She is talking to no one and everyone at once, and her whole face is lit up by it.
The glowing rectangle sits propped against a stack of books, and my girl sits cross-legged before it, half-doing her makeup, half-narrating her whole ordinary Tuesday to strangers she will never touch. Little hearts float up the side of the screen. Numbers climb. A stranger three thousand miles away types that she looks tired, and she laughs, out loud, alone in the room, and says, no, I'm good, I promise, I just didn't sleep.
I remember not sleeping. I remember the specific luxury of a bad night, the way the pillow goes warm and you flip it, the mercy of a jaw that can yawn. She keeps rubbing her eyes with the heel of her hand and I would give anything, anything at all, for tired eyes to rub.

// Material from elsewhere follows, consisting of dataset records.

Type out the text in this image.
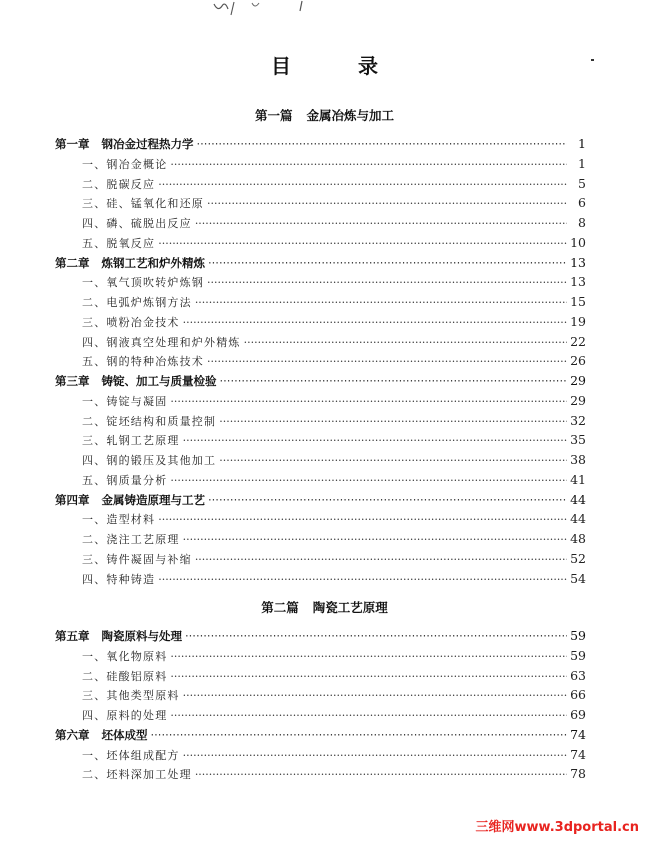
目 录
第一篇 金属冶炼与加工
第二篇 陶瓷工艺原理
第一章 钢冶金过程热力学 ·····	1
一、钢冶金概论 ·····	1
二、脱碳反应 ·····	5
三、硅、锰氧化和还原 ·····	6
四、磷、硫脱出反应 ·····	8
五、脱氧反应 ·····	10
第二章 炼钢工艺和炉外精炼 ·····	13
一、氧气顶吹转炉炼钢 ·····	13
二、电弧炉炼钢方法 ·····	15
三、喷粉冶金技术 ·····	19
四、钢液真空处理和炉外精炼 ·····	22
五、钢的特种冶炼技术 ·····	26
第三章 铸锭、加工与质量检验 ·····	29
一、铸锭与凝固 ·····	29
二、锭坯结构和质量控制 ·····	32
三、轧钢工艺原理 ·····	35
四、钢的锻压及其他加工 ·····	38
五、钢质量分析 ·····	41
第四章 金属铸造原理与工艺 ·····	44
一、造型材料 ·····	44
二、浇注工艺原理 ·····	48
三、铸件凝固与补缩 ·····	52
四、特种铸造 ·····	54
第五章 陶瓷原料与处理 ·····	59
一、氧化物原料 ·····	59
二、硅酸铝原料 ·····	63
三、其他类型原料 ·····	66
四、原料的处理 ·····	69
第六章 坯体成型 ·····	74
一、坯体组成配方 ·····	74
二、坯料深加工处理 ·····	78
三维网www.3dportal.cn
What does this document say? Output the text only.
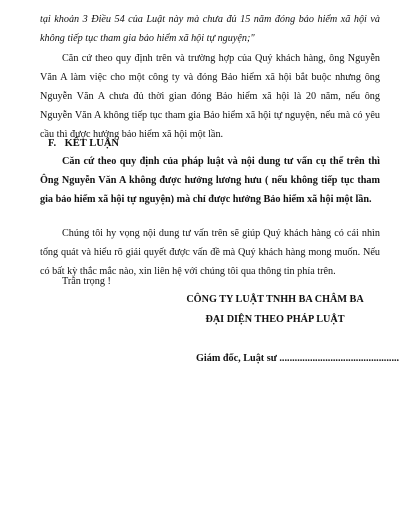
tại khoản 3 Điều 54 của Luật này mà chưa đủ 15 năm đóng bảo hiểm xã hội và không tiếp tục tham gia bảo hiểm xã hội tự nguyện;"

Căn cứ theo quy định trên và trường hợp của Quý khách hàng, ông Nguyễn Văn A làm việc cho một công ty và đóng Bảo hiểm xã hội bắt buộc nhưng ông Nguyễn Văn A chưa đủ thời gian đóng Bảo hiểm xã hội là 20 năm, nếu ông Nguyễn Văn A không tiếp tục tham gia Bảo hiểm xã hội tự nguyện, nếu mà có yêu cầu thì được hưởng bảo hiểm xã hội một lần.

F. KẾT LUẬN

Căn cứ theo quy định của pháp luật và nội dung tư vấn cụ thể trên thì Ông Nguyễn Văn A không được hưởng lương hưu ( nếu không tiếp tục tham gia bảo hiểm xã hội tự nguyện) mà chỉ được hưởng Bảo hiểm xã hội một lần.

Chúng tôi hy vọng nội dung tư vấn trên sẽ giúp Quý khách hàng có cái nhìn tổng quát và hiểu rõ giải quyết được vấn đề mà Quý khách hàng mong muốn. Nếu có bất kỳ thắc mắc nào, xin liên hệ với chúng tôi qua thông tin phía trên.

Trân trọng !

CÔNG TY LUẬT TNHH BA CHÂM BA
ĐẠI DIỆN THEO PHÁP LUẬT
Giám đốc, Luật sư ...............................................
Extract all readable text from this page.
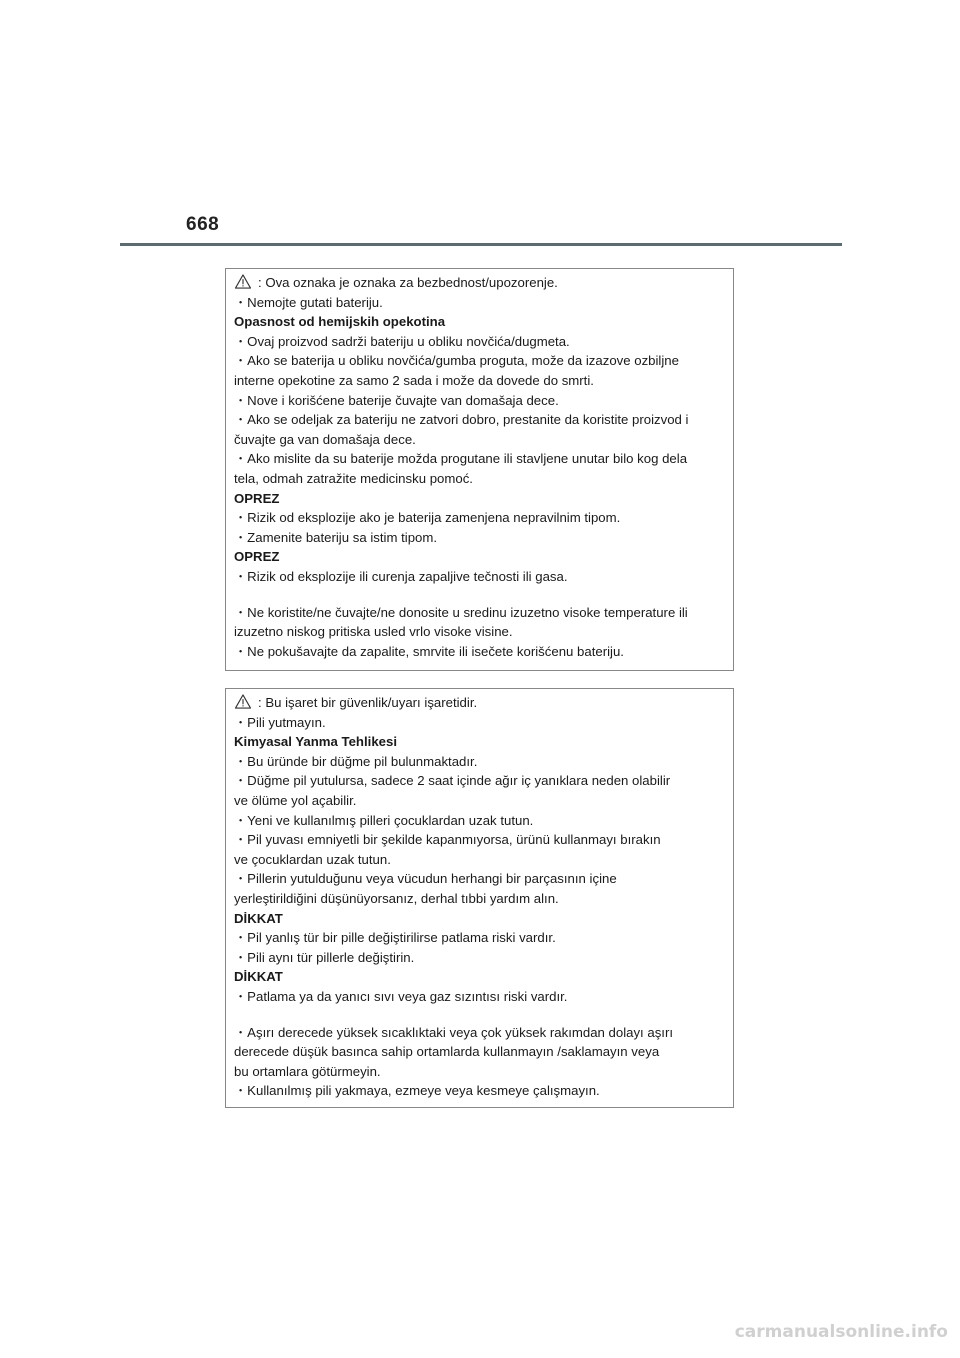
668
: Ova oznaka je oznaka za bezbednost/upozorenje.
・Nemojte gutati bateriju.
Opasnost od hemijskih opekotina
・Ovaj proizvod sadrži bateriju u obliku novčića/dugmeta.
・Ako se baterija u obliku novčića/gumba proguta, može da izazove ozbiljne
interne opekotine za samo 2 sada i može da dovede do smrti.
・Nove i korišćene baterije čuvajte van domašaja dece.
・Ako se odeljak za bateriju ne zatvori dobro, prestanite da koristite proizvod i
čuvajte ga van domašaja dece.
・Ako mislite da su baterije možda progutane ili stavljene unutar bilo kog dela
tela, odmah zatražite medicinsku pomoć.
OPREZ
・Rizik od eksplozije ako je baterija zamenjena nepravilnim tipom.
・Zamenite bateriju sa istim tipom.
OPREZ
・Rizik od eksplozije ili curenja zapaljive tečnosti ili gasa.
・Ne koristite/ne čuvajte/ne donosite u sredinu izuzetno visoke temperature ili
izuzetno niskog pritiska usled vrlo visoke visine.
・Ne pokušavajte da zapalite, smrvite ili isečete korišćenu bateriju.
: Bu işaret bir güvenlik/uyarı işaretidir.
・Pili yutmayın.
Kimyasal Yanma Tehlikesi
・Bu üründe bir düğme pil bulunmaktadır.
・Düğme pil yutulursa, sadece 2 saat içinde ağır iç yanıklara neden olabilir
ve ölüme yol açabilir.
・Yeni ve kullanılmış pilleri çocuklardan uzak tutun.
・Pil yuvası emniyetli bir şekilde kapanmıyorsa, ürünü kullanmayı bırakın
ve çocuklardan uzak tutun.
・Pillerin yutulduğunu veya vücudun herhangi bir parçasının içine
yerleştirildiğini düşünüyorsanız, derhal tıbbi yardım alın.
DİKKAT
・Pil yanlış tür bir pille değiştirilirse patlama riski vardır.
・Pili aynı tür pillerle değiştirin.
DİKKAT
・Patlama ya da yanıcı sıvı veya gaz sızıntısı riski vardır.
・Aşırı derecede yüksek sıcaklıktaki veya çok yüksek rakımdan dolayı aşırı
derecede düşük basınca sahip ortamlarda kullanmayın /saklamayın veya
bu ortamlara götürmeyin.
・Kullanılmış pili yakmaya, ezmeye veya kesmeye çalışmayın.
carmanualsonline.info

She never looks at the window. Outside it the light is doing that slow gold thing across the floorboards that I used to walk through without noticing, and she has her back to all of it, chin tipped toward the little screen, waving at people made of numbers. Someone sends her a cartoon rose.
She presses her hand to her chest and says aw, you guys, and means it, and the real cup of tea beside her knee goes cold, untouched, steaming its last into a room she is too busy being loved to feel.
I hover near the tea. I remember steam. I remember cold tea and being annoyed at myself for letting it go cold.
Drink it while it's warm, sweet girl. Turn around once.
The light won't last, and neither, I promise, does any of it get less precious than this.